社会全体へ影響を与える可能性が高いリップルの技術やシステムですが、仮想通貨としての1リップルコイン(XRP)の価値もまた暴騰してきています。
2017年1月には0.6円程度でしたが、1年後の2018年1月には300円を超えてきました。
この時はリップルが世界最大の取引所の1つ、Coinbaceに上場するという情報が流れたため価格が一時暴騰しましたが、結局上場はしなかったのでその後暴落。
とはいえ、実用性満載の仮想通貨であることは間違いありませんので、現時点の投資先としては非常に有望であると言えます。
リップルコインが購入できる国内取引所
ここまでリップルが世界に与える影響や将来性について簡単に触れてきましたが、ビットコインやイーサリアムに次ぐ将来性の高い仮想通貨ですから、当然保有したいという方もいると思います。
ということで、国内でリップルを購入できる取引所を紹介していきます。
現時点で取り扱いのある国内の取引所は全部で6社ですが、その中に「コインチェック」も含まれているので実質的に5社と考えてください。
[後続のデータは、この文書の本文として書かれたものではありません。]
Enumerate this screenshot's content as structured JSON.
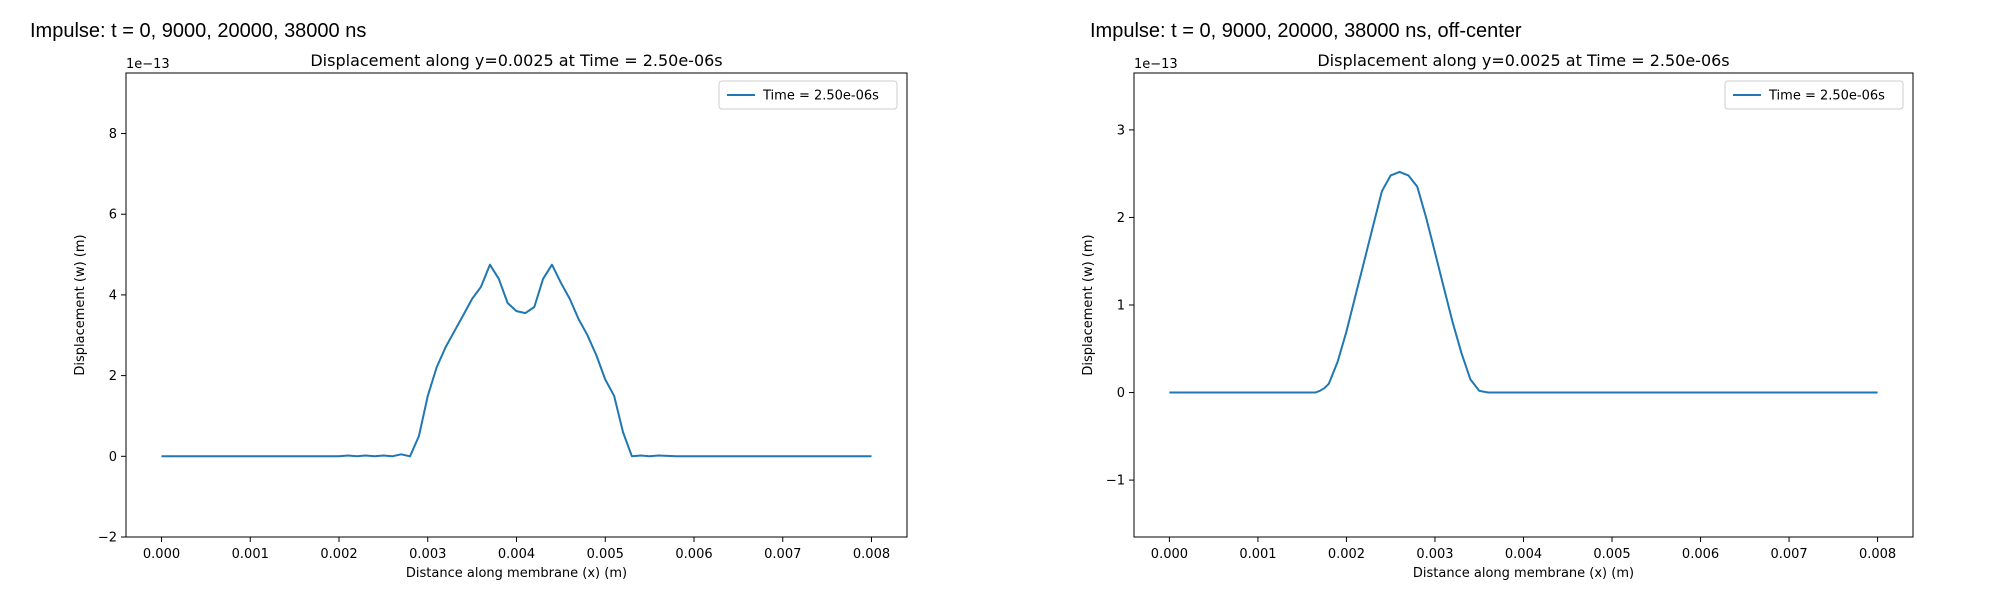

「GMOコイン」「ビットバンク(bitbank)」「DMMビットコイン(bitcoin)」「ビットトレード(BitTrade)」「コインエクスチェンジ(QUOINEX)」「コインチェック(Coincheck)」です。
最大手と言われるビットフライヤー(bitflyer)や、取引手数料の安いザイフ(Zaif)では取り扱いがないため、国内の取引所でリップルが欲しい場合は上記のいずれかで口座を開くと、購入することが可能です。
これら5社の内オススメの取引所は、運用の仕方によっても変わってきます。
レバレッジ取引(いわゆるFX取引)を希望する場合は、DMMビットコインかGMOコインまたはザイフ(Zaif)。
手数料を抑えたいということであれば、2018/6/30日まで取引手数料0円のビットバンクが一押しです。
まとめ
仮想通貨の取引を制限してきた中国において、大手銀行がリップルの技術を国際送金に利用すると発表しましたが、それでもまだリップルの価格は上昇方向へは向いていません。
しかし、今後報道されている事実に進展するならば、リップルが当初から目標としている国際送金システムにおいて、相当優位なポジションを実現できることになります。
それに伴い仮想通貨としてのリップルコインの人気も、今より格段に高くなっていくのは間違いないでしょう。
但し、計画のペースが思ったよりも遅ければ期待先行で上昇し過ぎたと見なされ、価格が下がるということも十分ありえますので、今後発表される各情報機関などを継続的にフォローし、リサーチしていくのが成功への近道と言えますね。